Prepare a complete statement of cash flows; report its operating activities according to the direct method. Disclose any noncash investing and financing activities in a note.

Check Cash used in financing activities, $(46,225)

Problem 16-6A Indirect: Statement of cash flows P1 P2 P3

Golden Corp., a merchandiser, recently completed its 2017 operations. For the year, (1) all sales are credit sales, (2) all credits to Accounts Receivable reflect cash receipts from customers, (3) all purchases of inventory are on credit, (4) all debits to Accounts Payable reflect cash payments for inventory, (5) Other Expenses are all cash expenses, and (6) any change in Income Taxes Payable reflects the accrual and cash payment of taxes. The companys balance sheets and income statement follow.

GOLDEN CORPORATION Comparative Balance Sheets December 31, 2017 and 2016
2017 2016
Assets
Cash $ 164,000 $107,000
Accounts receivable 83,000 71,000
Inventory 601,000 526,000
Total current assets 848,000 704,000
Equipment 335,000 299,000
Accum. depreciationEquipment (158,000) (104,000)
Total assets $1,025,000 $899,000
Liabilities and Equity
Accounts payable $ 87,000 $ 71,000
Income taxes payable 28,000 25,000
Total current liabilities 115,000 96,000
Equity
Common stock, $2 par value 592,000 568,000
Paid-in capital in excess of par value, common stock 196,000 160,000
Retained earnings 122,000 75,000
Total liabilities and equity $1,025,000 $899,000
GOLDEN CORPORATION Income Statement For Year Ended December 31, 2017
Sales $1,792,000
Cost of goods sold 1,086,000
Gross profit 706,000
Operating expenses
Depreciation expense $ 54,000
Other expenses 494,000 548,000
Income before taxes 158,000
Income taxes expense 22,000
Net income $ 136,000

Page 708

Additional Information on Year 2017 Transactions

Purchased equipment for $36,000 cash.

Issued 12,000 shares of common stock for $5 cash per share.
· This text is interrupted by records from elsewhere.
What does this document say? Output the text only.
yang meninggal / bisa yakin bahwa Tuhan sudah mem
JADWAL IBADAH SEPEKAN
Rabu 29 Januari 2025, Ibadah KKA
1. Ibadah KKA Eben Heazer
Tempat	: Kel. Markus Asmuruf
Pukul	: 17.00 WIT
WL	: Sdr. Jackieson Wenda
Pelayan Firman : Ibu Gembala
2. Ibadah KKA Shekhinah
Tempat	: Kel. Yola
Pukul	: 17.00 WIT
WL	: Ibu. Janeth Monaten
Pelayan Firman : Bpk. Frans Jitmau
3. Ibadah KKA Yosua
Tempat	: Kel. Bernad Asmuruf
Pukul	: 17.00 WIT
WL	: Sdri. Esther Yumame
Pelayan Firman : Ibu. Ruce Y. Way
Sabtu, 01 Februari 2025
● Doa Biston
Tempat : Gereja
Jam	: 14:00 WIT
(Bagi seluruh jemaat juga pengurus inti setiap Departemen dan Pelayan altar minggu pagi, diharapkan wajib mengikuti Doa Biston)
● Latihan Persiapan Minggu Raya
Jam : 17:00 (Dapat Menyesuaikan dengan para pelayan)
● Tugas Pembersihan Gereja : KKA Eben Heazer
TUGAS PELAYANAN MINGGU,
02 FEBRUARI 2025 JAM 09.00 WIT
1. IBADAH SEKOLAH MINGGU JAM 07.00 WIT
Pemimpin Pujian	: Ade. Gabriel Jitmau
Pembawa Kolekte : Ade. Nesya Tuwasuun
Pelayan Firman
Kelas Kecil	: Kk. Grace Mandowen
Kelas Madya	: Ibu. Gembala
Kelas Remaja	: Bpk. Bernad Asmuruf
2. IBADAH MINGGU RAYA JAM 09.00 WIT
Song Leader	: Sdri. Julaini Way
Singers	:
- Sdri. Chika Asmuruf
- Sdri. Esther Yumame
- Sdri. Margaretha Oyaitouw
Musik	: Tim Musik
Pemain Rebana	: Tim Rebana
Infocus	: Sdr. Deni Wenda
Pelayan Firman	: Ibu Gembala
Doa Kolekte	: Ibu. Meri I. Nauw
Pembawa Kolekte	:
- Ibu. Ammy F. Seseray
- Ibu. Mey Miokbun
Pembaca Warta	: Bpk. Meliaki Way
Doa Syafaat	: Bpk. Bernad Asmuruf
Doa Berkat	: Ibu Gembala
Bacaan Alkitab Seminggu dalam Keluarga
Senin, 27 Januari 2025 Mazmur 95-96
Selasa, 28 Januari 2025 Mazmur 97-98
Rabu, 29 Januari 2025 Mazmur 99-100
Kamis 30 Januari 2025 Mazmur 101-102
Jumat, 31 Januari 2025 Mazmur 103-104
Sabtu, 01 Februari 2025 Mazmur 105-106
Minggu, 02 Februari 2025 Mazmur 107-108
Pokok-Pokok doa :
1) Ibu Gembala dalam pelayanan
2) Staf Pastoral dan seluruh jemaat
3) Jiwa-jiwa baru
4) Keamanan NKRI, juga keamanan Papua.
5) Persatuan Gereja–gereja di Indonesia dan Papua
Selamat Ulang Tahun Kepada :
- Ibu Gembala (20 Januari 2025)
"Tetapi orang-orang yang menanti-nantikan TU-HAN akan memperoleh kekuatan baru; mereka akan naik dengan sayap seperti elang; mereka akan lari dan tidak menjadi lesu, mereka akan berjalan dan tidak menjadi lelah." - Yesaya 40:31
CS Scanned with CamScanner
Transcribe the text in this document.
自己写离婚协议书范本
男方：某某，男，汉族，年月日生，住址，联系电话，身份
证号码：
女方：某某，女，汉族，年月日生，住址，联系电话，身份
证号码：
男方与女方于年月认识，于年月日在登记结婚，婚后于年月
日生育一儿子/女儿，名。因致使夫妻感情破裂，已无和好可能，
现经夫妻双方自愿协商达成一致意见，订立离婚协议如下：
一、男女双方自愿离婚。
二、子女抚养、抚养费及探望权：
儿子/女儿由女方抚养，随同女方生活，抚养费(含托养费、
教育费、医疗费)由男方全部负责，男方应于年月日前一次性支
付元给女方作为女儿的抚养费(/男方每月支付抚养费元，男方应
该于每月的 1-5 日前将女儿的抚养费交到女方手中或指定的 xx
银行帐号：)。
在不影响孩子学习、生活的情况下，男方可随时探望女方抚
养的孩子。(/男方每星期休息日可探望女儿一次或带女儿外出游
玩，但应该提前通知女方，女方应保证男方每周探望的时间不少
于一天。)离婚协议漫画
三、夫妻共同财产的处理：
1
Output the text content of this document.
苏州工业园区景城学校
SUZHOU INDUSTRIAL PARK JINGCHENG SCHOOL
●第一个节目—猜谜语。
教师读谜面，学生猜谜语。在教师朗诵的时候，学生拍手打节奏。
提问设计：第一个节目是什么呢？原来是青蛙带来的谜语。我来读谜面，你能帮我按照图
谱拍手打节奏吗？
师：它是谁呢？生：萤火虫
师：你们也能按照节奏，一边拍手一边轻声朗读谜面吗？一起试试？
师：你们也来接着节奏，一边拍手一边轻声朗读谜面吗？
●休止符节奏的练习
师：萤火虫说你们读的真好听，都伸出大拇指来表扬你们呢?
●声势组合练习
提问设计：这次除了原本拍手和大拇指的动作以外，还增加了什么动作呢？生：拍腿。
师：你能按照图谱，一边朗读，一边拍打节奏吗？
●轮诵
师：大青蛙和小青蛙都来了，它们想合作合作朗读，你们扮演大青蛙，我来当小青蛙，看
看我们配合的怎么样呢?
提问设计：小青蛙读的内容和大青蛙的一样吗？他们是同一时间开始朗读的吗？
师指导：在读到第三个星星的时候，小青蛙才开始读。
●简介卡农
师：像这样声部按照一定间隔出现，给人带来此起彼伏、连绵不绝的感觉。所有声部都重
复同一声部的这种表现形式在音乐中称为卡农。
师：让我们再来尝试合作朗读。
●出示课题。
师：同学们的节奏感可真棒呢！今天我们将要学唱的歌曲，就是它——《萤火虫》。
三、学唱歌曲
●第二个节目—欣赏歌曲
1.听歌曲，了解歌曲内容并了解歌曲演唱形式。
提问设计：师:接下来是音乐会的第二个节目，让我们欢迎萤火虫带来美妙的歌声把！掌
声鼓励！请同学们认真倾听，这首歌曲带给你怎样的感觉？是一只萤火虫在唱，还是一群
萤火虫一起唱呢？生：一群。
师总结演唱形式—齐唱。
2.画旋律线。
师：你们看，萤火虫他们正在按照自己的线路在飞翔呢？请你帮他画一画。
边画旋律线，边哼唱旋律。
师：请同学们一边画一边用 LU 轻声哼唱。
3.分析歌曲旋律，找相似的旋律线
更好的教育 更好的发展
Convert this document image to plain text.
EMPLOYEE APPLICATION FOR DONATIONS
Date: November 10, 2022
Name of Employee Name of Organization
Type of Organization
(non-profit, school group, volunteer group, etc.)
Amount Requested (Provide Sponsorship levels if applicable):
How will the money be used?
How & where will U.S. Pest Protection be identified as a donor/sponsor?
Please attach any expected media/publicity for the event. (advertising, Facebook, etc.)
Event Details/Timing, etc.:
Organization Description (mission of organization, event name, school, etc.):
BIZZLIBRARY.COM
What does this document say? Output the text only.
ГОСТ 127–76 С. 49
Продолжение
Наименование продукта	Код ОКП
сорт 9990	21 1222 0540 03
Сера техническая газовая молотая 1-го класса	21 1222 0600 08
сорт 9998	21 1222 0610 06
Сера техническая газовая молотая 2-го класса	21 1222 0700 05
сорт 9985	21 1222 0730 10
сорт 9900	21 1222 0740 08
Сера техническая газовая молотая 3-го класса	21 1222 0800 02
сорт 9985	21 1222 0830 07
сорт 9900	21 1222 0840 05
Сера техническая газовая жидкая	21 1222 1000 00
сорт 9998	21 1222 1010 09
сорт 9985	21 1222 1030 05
Declared and paid $89,000 in cash dividends.

Required

Prepare a complete statement of cash flows; report its cash inflows and cash outflows from operating activities according to the indirect method.

Check Cash from operating activities, $122,000

Problem 16-7AA Indirect: Cash flows spreadsheet P1 P2 P3 P4

Refer to the information reported about Golden Corporation in Problem 16-6A.

Required

Prepare a complete statement of cash flows using a spreadsheet as in Exhibit 16A.1; report operating activities under the indirect method. Identify the debits and credits in the Analysis of Changes columns with letters that correspond to the following list of transactions and events.

Net income was $136,000.

Accounts receivable increased.

Inventory increased.

Accounts payable increased.

Income taxes payable increased.

Depreciation expense was $54,000.

Purchased equipment for $36,000 cash.

Issued 12,000 shares at $5 cash per share.

Declared and paid $89,000 of cash dividends.

Check Analysis of Changes column totals, $481,000

Problem 16-8AB Direct: Statement of cash flows P1 P3 P5

Refer to Golden Corporations financial statements and related information in Problem 16-6A.

Required

Prepare a complete statement of cash flows; report its cash flows from operating activities according to the direct method.